Leaving aside the obvious problems with Friedman’s Conjecture – Columbus received his sailing orders from a monarch; government directives gave rise to nuclear power, jet engines, computers and the Internet – Weyl proposes a measure of the value of “materialistic genius” associated with entrepreneurship that might permit empirical calibration. (Too complicated to go into here, it has to do with the magnitude of potential profits of the most successful innovations.) Moreover, Weyl and Tirole speculate that their analysis might be reinterpreted to apply to non-pecuniary incentives, such as collegial esteem.

Computers that think?
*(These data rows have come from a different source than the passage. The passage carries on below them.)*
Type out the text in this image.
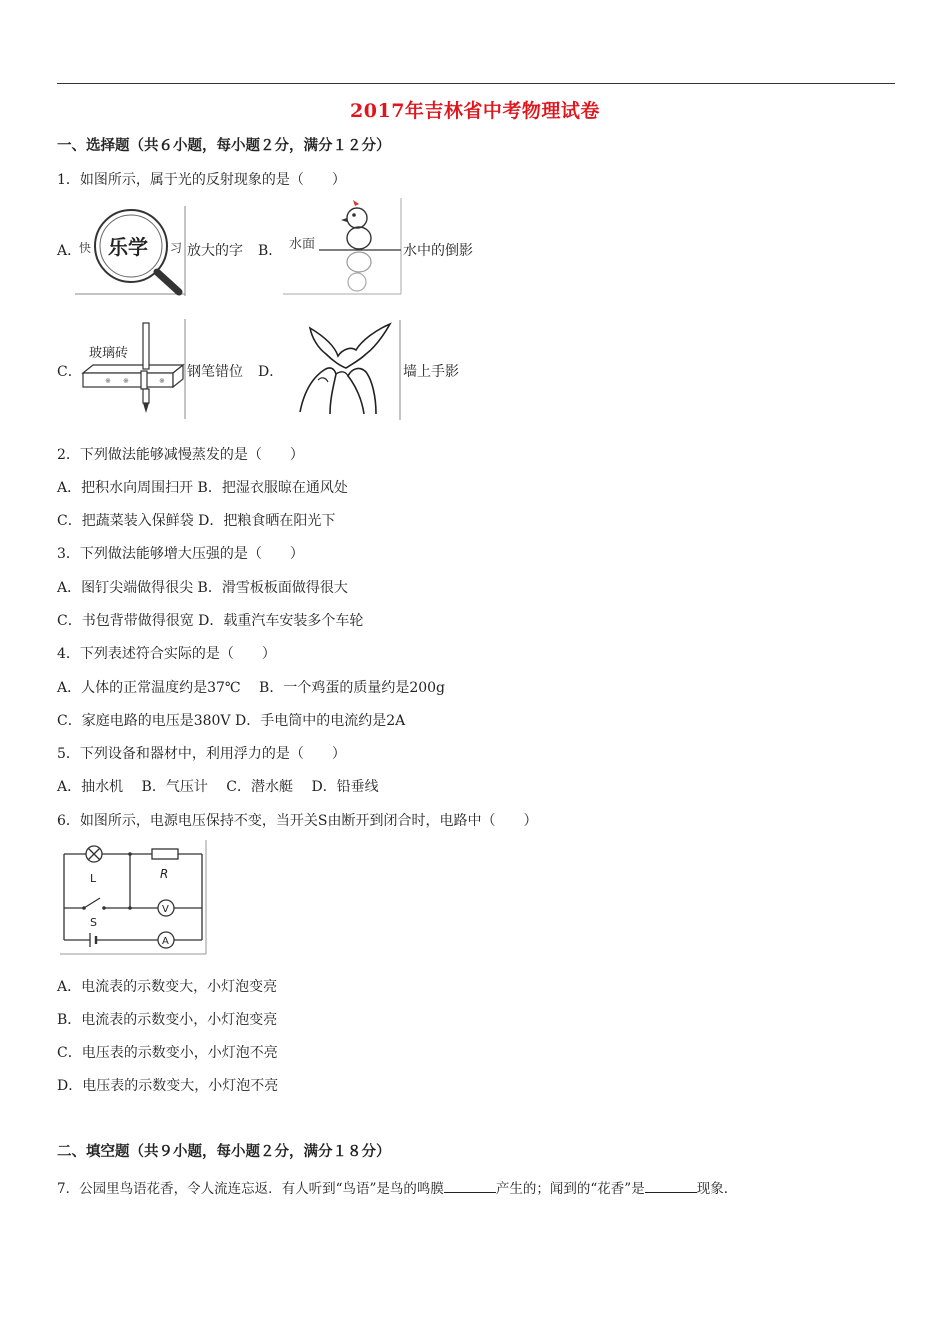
2017年吉林省中考物理试卷
一、选择题（共６小题，每小题２分，满分１２分）
1．如图所示，属于光的反射现象的是（　　）
A．
快 乐学 习 放大的字 B． 水面	水中的倒影
C．
玻璃砖
※ ※	※
钢笔错位 D．	墙上手影
2．下列做法能够减慢蒸发的是（　　）
A．把积水向周围扫开 B．把湿衣服晾在通风处
C．把蔬菜装入保鲜袋 D．把粮食晒在阳光下
3．下列做法能够增大压强的是（　　）
A．图钉尖端做得很尖 B．滑雪板板面做得很大
C．书包背带做得很宽 D．载重汽车安装多个车轮
4．下列表述符合实际的是（　　）
A．人体的正常温度约是37℃　 B．一个鸡蛋的质量约是200g
C．家庭电路的电压是380V D．手电筒中的电流约是2A
5．下列设备和器材中，利用浮力的是（　　）
A．抽水机　 B．气压计　 C．潜水艇　 D．铅垂线
6．如图所示，电源电压保持不变，当开关S由断开到闭合时，电路中（　　）
L	R
S
V
A
A．电流表的示数变大，小灯泡变亮
B．电流表的示数变小，小灯泡变亮
C．电压表的示数变小，小灯泡不亮
D．电压表的示数变大，小灯泡不亮
二、填空题（共９小题，每小题２分，满分１８分）
7．公园里鸟语花香，令人流连忘返．有人听到“鸟语”是鸟的鸣膜	产生的；闻到的“花香”是	现象．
Thinkers who compute the value of various systems of innovation? Could this be the beginning of a beautiful friendship between innovation policy and innovation itself?  Not any time soon. It will take years to evaluate the merits of Hawkins’ ideas, decades for those of Weyl.

Meanwhile, in an indication of the complexity of the problem that Weyl is trying to compute, Hawkins has put many of Numenta’s proprietary algorithms up on the Web in what he says is an attempt to jump-start an industry, and co-founder Dileep George has left Numenta to go off on his own.  The situation, as they say, bears watching.